All this is making the western alliance look incoherent, and, despite its vast wealth and American military power, strangely impotent. It is time for European democracies to make up their minds. They can remain dependent on US protection and stop complaining, or they can develop the capacity to defend Europe, however they wish to define it, by themselves.
The first option may not be feasible for very much longer in the twilight days of Pax America. The second will be expensive and risky. Given the many divisions inside the Union, Europeans will probably muddle on, until a serious crisis forces them to act, by which point it could well be too late.
This strikes me as exactly right. NATO will never be dissolved — institutions like it are hardly ever dissolved, as doing so would be needlessly dramatic. But of course it is a very different institution from what it once was, and admitting Georgia or Ukraine would likely push it further into obsolescence: no one seriously believes that any of Estonia’s NATO allies would launch a nuclear strike in her defense. So the security NATO provides seems mostly notional, and mostly about deepening cooperation between the military personnel of partner states — which, by the way, isn’t trivial.

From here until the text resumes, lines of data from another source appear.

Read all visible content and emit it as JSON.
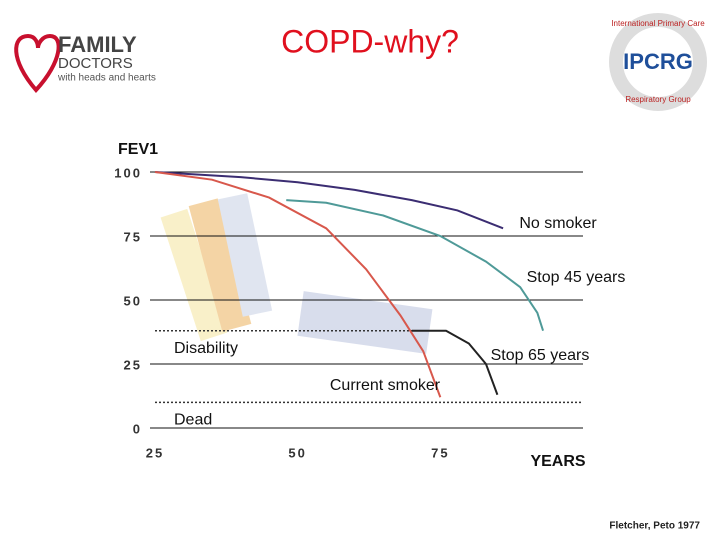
{
  "header": {
    "title": "COPD-why?",
    "left_logo": {
      "line1": "FAMILY",
      "line2": "DOCTORS",
      "line3": "with heads and hearts"
    },
    "right_logo": {
      "name": "IPCRG",
      "ring_top": "International Primary Care",
      "ring_bottom": "Respiratory Group"
    }
  },
  "chart_data": {
    "type": "line",
    "ylabel": "FEV1",
    "xlabel": "YEARS",
    "xlim": [
      25,
      100
    ],
    "xticks": [
      25,
      50,
      75
    ],
    "ylim": [
      0,
      100
    ],
    "yticks": [
      0,
      25,
      50,
      75,
      100
    ],
    "grid": true,
    "series": [
      {
        "name": "No smoker",
        "color": "#3b2d72",
        "x": [
          25,
          40,
          50,
          60,
          70,
          78,
          86
        ],
        "values": [
          100,
          98,
          96,
          93,
          89,
          85,
          78
        ]
      },
      {
        "name": "Stop 45 years",
        "color": "#4f9a98",
        "x": [
          48,
          55,
          65,
          75,
          83,
          89,
          92,
          93
        ],
        "values": [
          89,
          88,
          83,
          75,
          65,
          55,
          45,
          38
        ]
      },
      {
        "name": "Current smoker",
        "color": "#d8584c",
        "x": [
          25,
          35,
          45,
          55,
          62,
          68,
          72,
          75
        ],
        "values": [
          100,
          97,
          90,
          78,
          62,
          44,
          30,
          12
        ]
      },
      {
        "name": "Stop 65 years",
        "color": "#222222",
        "x": [
          70,
          76,
          80,
          83,
          85
        ],
        "values": [
          38,
          38,
          33,
          25,
          13
        ]
      }
    ],
    "thresholds": [
      {
        "label": "Disability",
        "value": 38
      },
      {
        "label": "Dead",
        "value": 10
      }
    ]
  },
  "footer": {
    "source": "Fletcher, Peto 1977"
  }
}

I tend to think the “no permanent allies, only permanent interests” approach is going to become more attractive. The hope, of course, is that the U.S. will generally be part of the broadest, deepest, status quo-affirming coalitions. This is a good time to revisit Randall Schweller’s brilliant Deadly Imbalances, on the peculiar dynamics of tripolar systems. Revisionist coalitions are smaller than status quo coalitions because they have to scrap over the spoils of victory. It’s interesting to think about this framework in the context of Iraq Wars I and II.